As the media continue to promote anti-Catholic messaging in their coverage of Amy Coney Barrett, prominent Democrats have promised that they plan to focus on healthcare, not religion.

Were Barrett put on the Supreme Court, everybody from Joe Biden on down has been arguing, it could be the end of Obamacare, meaning the loss of coverage for those with preexisting conditions along with millions of others who depend on the law’s insurance subsidies.

In reality, however, it remains extremely unlikely that the court would strike down the law. And there’s no reason to believe Barrett would want to strike it down.

At issue is a case before the court this fall challenging the constitutionality of Obamacare. Back in 2012, Chief Justice John Roberts ruled that while the law’s individual mandate was not a constitutional exercise of Congress’s power to regulate commerce, it was nonetheless a legitimate use of its taxing power. Essentially, Roberts reasoned, the mandate was simply a tax on going uninsured.

State plaintiffs, joined by the Trump administration, now argue that when the 2017 tax law reduced the penalty for going uninsured to $0, the mandate could no longer be defended as a tax, so all Congress is left with is the underlying mandate, which is unconstitutional. As a result, they argue the mandate now needs to be struck down, and because it is inextricably linked to the rest of the law, the whole thing needs to go.

I have previously written at length as to why, even as a passionate opponent of Obamacare, I consider the current suit to be nonsense. So you can read more on the detailed legal arguments here. But it’s also worth explaining what a long shot it is that the suit could prevail.

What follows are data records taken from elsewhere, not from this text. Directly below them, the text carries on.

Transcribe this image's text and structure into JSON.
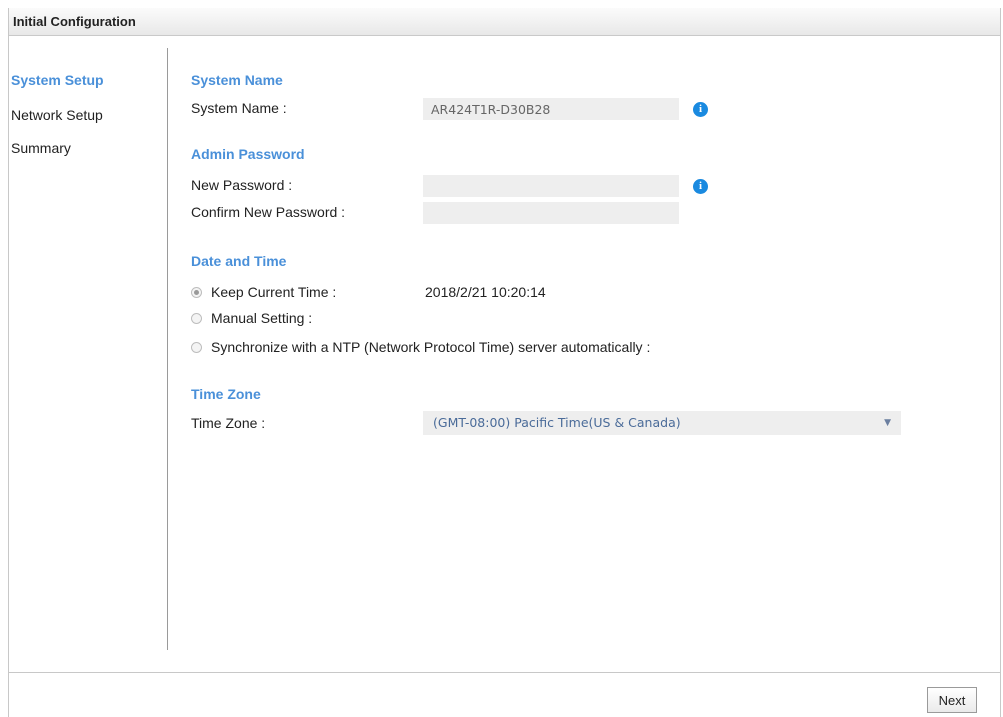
{
  "window": {
    "title": "Initial Configuration"
  },
  "sidebar": {
    "items": [
      {
        "label": "System Setup",
        "active": true
      },
      {
        "label": "Network Setup",
        "active": false
      },
      {
        "label": "Summary",
        "active": false
      }
    ]
  },
  "system_name": {
    "heading": "System Name",
    "label": "System Name :",
    "value": "AR424T1R-D30B28",
    "info_icon": "info-icon"
  },
  "admin_password": {
    "heading": "Admin Password",
    "new_label": "New Password :",
    "new_value": "",
    "confirm_label": "Confirm New Password :",
    "confirm_value": "",
    "info_icon": "info-icon"
  },
  "date_time": {
    "heading": "Date and Time",
    "options": [
      {
        "label": "Keep Current Time :",
        "checked": true
      },
      {
        "label": "Manual Setting :",
        "checked": false
      },
      {
        "label": "Synchronize with a NTP (Network Protocol Time) server automatically :",
        "checked": false
      }
    ],
    "current_time": "2018/2/21 10:20:14"
  },
  "time_zone": {
    "heading": "Time Zone",
    "label": "Time Zone :",
    "selected": "(GMT-08:00) Pacific Time(US & Canada)"
  },
  "footer": {
    "next_label": "Next"
  },
  "colors": {
    "accent": "#4a90d9",
    "info": "#1a8ae0"
  }
}
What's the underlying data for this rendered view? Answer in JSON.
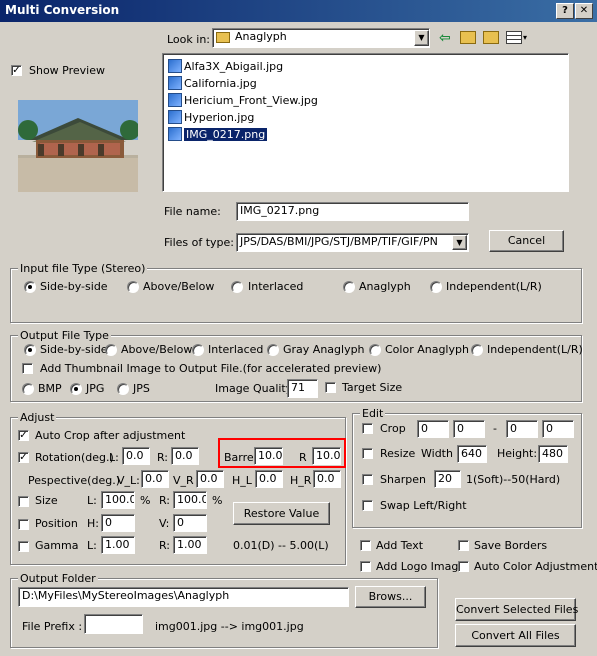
{
  "window": {
    "title": "Multi Conversion",
    "help_btn": "?",
    "close_btn": "✕"
  },
  "preview": {
    "show_preview_label": "Show Preview",
    "show_preview_checked": true
  },
  "lookin": {
    "label": "Look in:",
    "value": "Anaglyph"
  },
  "files": [
    "Alfa3X_Abigail.jpg",
    "California.jpg",
    "Hericium_Front_View.jpg",
    "Hyperion.jpg",
    "IMG_0217.png"
  ],
  "selected_file_index": 4,
  "filename": {
    "label": "File name:",
    "value": "IMG_0217.png"
  },
  "filetype": {
    "label": "Files of type:",
    "value": "JPS/DAS/BMI/JPG/STJ/BMP/TIF/GIF/PN"
  },
  "cancel_label": "Cancel",
  "input_type": {
    "title": "Input file Type (Stereo)",
    "options": [
      "Side-by-side",
      "Above/Below",
      "Interlaced",
      "Anaglyph",
      "Independent(L/R)"
    ],
    "selected": 0
  },
  "output_type": {
    "title": "Output File Type",
    "options": [
      "Side-by-side",
      "Above/Below",
      "Interlaced",
      "Gray Anaglyph",
      "Color Anaglyph",
      "Independent(L/R)"
    ],
    "selected": 0,
    "thumbnail_label": "Add Thumbnail Image to Output File.(for accelerated preview)",
    "formats": [
      "BMP",
      "JPG",
      "JPS"
    ],
    "format_selected": 1,
    "quality_label": "Image Quality:",
    "quality_value": "71",
    "target_size_label": "Target Size"
  },
  "adjust": {
    "title": "Adjust",
    "autocrop_label": "Auto Crop after adjustment",
    "rotation_label": "Rotation(deg.)",
    "rot_l_label": "L:",
    "rot_l": "0.0",
    "rot_r_label": "R:",
    "rot_r": "0.0",
    "barrel_label": "Barrel",
    "barrel": "10.0",
    "barrel_r_label": "R",
    "barrel_r": "10.0",
    "perspective_label": "Pespective(deg.)",
    "vl_label": "V_L:",
    "vl": "0.0",
    "vr_label": "V_R",
    "vr": "0.0",
    "hl_label": "H_L",
    "hl": "0.0",
    "hr_label": "H_R",
    "hr": "0.0",
    "size_label": "Size",
    "size_l_label": "L:",
    "size_l": "100.0",
    "size_r_label": "R:",
    "size_r": "100.0",
    "percent": "%",
    "position_label": "Position",
    "pos_h_label": "H:",
    "pos_h": "0",
    "pos_v_label": "V:",
    "pos_v": "0",
    "gamma_label": "Gamma",
    "gamma_l_label": "L:",
    "gamma_l": "1.00",
    "gamma_r_label": "R:",
    "gamma_r": "1.00",
    "restore_label": "Restore Value",
    "gamma_range": "0.01(D) -- 5.00(L)"
  },
  "edit": {
    "title": "Edit",
    "crop_label": "Crop",
    "crop_1": "0",
    "crop_2": "0",
    "crop_dash": "-",
    "crop_3": "0",
    "crop_4": "0",
    "resize_label": "Resize",
    "width_label": "Width",
    "width": "640",
    "height_label": "Height:",
    "height": "480",
    "sharpen_label": "Sharpen",
    "sharpen": "20",
    "sharpen_range": "1(Soft)--50(Hard)",
    "swap_label": "Swap Left/Right"
  },
  "extras": {
    "add_text": "Add Text",
    "save_borders": "Save Borders",
    "add_logo": "Add Logo Image",
    "auto_color": "Auto Color Adjustment"
  },
  "output_folder": {
    "title": "Output Folder",
    "path": "D:\\MyFiles\\MyStereoImages\\Anaglyph",
    "browse_label": "Brows...",
    "prefix_label": "File Prefix :",
    "prefix_value": "",
    "example": "img001.jpg --> img001.jpg"
  },
  "actions": {
    "convert_selected": "Convert Selected Files",
    "convert_all": "Convert All Files"
  },
  "colors": {
    "titlebar": "#0a246a",
    "highlight": "#ff0000",
    "face": "#d4d0c8"
  }
}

First, as Ramesh Ponnuru points out, overturning Obamacare based on the current suit has zero votes that we can be reasonably confident about.

I would also note that there are at least four “no” votes we already know about. I don’t think there is any doubt about the three liberals on the court opposing striking it down. But there also should be no doubt about Roberts, who went through hoops to uphold Obamacare in 2012. In 2012, Roberts was concerned about disruption when the law had not even been implemented yet, whereas striking it down now would uproot the insurance arrangements of millions of people.

So, I think a fair state of play going in is that there are four definite “no” votes and that to win, the challengers will have to run the table with the rest of the justices.

On that front, Justice Brett Kavanaugh seems like an especially shaky vote, based on his opinion in one of the cases leading up to the 2012 Supreme Court decision (which arguably helped plant the seeds for the Roberts taxing decision).

While two conservatives on the court (Justices Samuel Alito and Clarence Thomas) voted to strike down Obamacare in 2012 and Barrett has written critically on Roberts’s decision, that case has no bearing on the current, significantly weaker case. Jonathan Adler, a Case Western Law professor who has been an advocate for previous challenges to Obamacare, has attacked the current case as “absurd” and actually wrote a brief arguing against it. He is in no way alone among conservative scholars.

Furthermore, even if the court somehow declares the mandate unconstitutional, it will be even harder to argue this time that the whole law needs to be struck down. Not only did Congress specifically vote in 2017 to defang the mandate without touching the rest of Obamacare, but also, data since 2012 have shown the mandate to be much less important to the functionality of Obamacare than experts believed at the time. A recent report by the Census found that in 2019, which is the first year without the mandate’s penalties in effect, 92% of people had health insurance for at least part of the year — compared to 91.5% in 2018, the last year with the mandate in place.

Put all of this together, and there is very little basis on which to assume that Barrett will be the deciding vote to strike down all of Obamacare.